<ヤクルト0-4DeNA>◇12日◇神宮

 ハマの番長は健在!

 DeNA三浦大輔投手(38)がヤクルト3回戦で132球の熱投を見せ、09年以来3年ぶりの9回完封で今季2勝目を挙げた。4回には自ら適時打も放ち、1日の阪神戦で新球団に初勝利をもたらしたエースが、今度は初の連勝をもたらした。6連敗の後に連勝して、今日13日から中畑清監督(58)の古巣・巨人との3連戦を迎える。

 至福の夜だった。132球の9回完封勝利を挙げた三浦は、ヒーローインタビューを終えると大歓声が降り注ぐ三塁側スタンドを悠然と引き揚げた。何度も帽子を取って頭を下げ、通路に隠れると「最高に気持ち良かった~」と満面に笑みをはじけさせた。

 そこへ中畑監督が通りがかる。指揮官は「もう1回やっていい?」と、試合終了直後に交わした抱擁をもう1度繰り返した。そして新球団初の連勝をもたらした右腕に「もう1回出さなきゃな!」と2度目の監督賞まで約束した。

 それに値する完封劇だった。序盤から走者を出しながら、ベテランらしい粘りでスコアボードに0を並べた。8回を終えて122球。それでも三浦は「4点あったし、監督とデニーさん(投手コーチ)に行かせてくださいと言いました」と志願してマウンドに向かった。中畑監督も「素晴らしい勝ち方。ベテランが仕事をすると若手が奮起する起爆剤になる」と褒めちぎった。新球団として初の連勝は前日の山本(6回降雨コールド)に続く2試合連続完封。チームの連続完封は09年5月8、9日以来で、三浦自身の9回完封もこの時以来3年ぶりだった。

 昨年は9回完投投手がゼロというプロ野球初の記録を残したチームは、過去の完封、完投をさかのぼればあちこちに三浦の名前が顔を出す。優勝した98年や勝てない近年の苦しい時代を過ごしてきた唯一の存在。今回もチーム初勝利をもたらした1日阪神戦後は登録を抹消されたが、1軍の練習に同行して勝てないチームの苦悩を共にした。その中で不調の同僚などには助言を惜しまない。「グラウンド以外でもできることをやっている。下を向かずにやっていてつくづく良かった」と報われた喜びに浸った。

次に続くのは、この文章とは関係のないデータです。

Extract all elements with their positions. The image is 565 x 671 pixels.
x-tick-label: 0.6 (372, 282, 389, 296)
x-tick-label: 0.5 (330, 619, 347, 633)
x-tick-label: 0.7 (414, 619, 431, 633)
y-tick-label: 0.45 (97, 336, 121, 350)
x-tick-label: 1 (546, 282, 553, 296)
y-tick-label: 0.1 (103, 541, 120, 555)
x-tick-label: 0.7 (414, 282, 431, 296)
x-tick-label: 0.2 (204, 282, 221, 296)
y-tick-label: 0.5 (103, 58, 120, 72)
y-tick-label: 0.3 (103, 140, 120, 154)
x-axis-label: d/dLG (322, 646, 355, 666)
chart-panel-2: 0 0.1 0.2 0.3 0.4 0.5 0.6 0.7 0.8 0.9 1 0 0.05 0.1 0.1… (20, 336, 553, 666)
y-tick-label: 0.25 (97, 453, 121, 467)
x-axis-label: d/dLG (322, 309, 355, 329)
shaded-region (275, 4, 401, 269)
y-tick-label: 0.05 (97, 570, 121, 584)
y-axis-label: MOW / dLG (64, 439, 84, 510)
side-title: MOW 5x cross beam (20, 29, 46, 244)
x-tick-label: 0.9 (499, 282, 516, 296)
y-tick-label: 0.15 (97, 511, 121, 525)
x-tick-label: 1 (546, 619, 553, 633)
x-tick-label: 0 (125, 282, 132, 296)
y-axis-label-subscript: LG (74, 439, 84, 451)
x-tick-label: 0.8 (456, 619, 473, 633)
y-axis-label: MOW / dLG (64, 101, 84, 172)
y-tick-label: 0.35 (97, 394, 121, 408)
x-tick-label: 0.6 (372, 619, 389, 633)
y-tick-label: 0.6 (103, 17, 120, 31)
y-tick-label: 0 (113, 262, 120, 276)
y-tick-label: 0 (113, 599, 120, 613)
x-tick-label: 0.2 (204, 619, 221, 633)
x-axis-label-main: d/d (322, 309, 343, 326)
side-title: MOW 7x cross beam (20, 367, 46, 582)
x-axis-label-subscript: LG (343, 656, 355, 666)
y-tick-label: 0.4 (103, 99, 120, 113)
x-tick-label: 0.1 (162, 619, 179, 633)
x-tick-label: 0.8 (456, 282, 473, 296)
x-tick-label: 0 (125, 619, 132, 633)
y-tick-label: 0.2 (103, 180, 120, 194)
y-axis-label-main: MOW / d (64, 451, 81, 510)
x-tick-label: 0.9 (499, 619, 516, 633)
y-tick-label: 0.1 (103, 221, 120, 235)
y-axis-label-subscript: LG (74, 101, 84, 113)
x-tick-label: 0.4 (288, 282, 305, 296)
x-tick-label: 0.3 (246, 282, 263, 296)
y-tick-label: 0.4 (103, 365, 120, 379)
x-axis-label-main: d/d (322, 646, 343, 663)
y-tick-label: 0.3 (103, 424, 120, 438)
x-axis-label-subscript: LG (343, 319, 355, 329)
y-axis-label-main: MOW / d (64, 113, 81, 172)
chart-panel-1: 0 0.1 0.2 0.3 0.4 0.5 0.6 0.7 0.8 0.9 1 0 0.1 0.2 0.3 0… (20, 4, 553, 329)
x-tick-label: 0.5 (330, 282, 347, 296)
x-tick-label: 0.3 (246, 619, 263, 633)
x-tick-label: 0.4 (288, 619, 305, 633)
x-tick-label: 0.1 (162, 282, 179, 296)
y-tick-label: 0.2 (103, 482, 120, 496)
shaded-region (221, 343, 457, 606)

 38歳の勇気あふれる熱投に背中を押されたチームは今日13日に今季初の巨人戦を迎える。本拠地でまだ1勝もしていないが、敵地での連続完封勝利という最高の形で弾みがついたのは間違いない。中畑監督は「向こうも勢いはついてきているけど、こちらの打線も流れが上がって入れる。気持ちよく戦いたい」と、威勢良く古巣との真っ向勝負を宣言した。【大塚仁】

 ▼三浦が9回を投げて完封勝ち。昨年のDeNAはプロ野球最少タイの2完投だったが、三浦が完投負けの4月27日中日戦が6回裏攻撃中降雨コールド。三浦が完封した9月4日阪神戦も8回裏攻撃中降雨コールド。プロ野球史上初めて9回完投した投手がおらず、今季も前日記録した山本の完封は6回表降雨コールド。DeNAで9回完投は10年7月31日ヤクルト戦の大家以来で、9回完投なしの不名誉記録は209試合でストップした。

 また、チーム2試合連続完封勝ちは09年5月8、9日阪神戦以来。2戦とも投手1人で記録した連続完封勝ちは、00年5月2日阪神戦の斎藤隆、3日阪神戦の小宮山以来、12年ぶりとなった。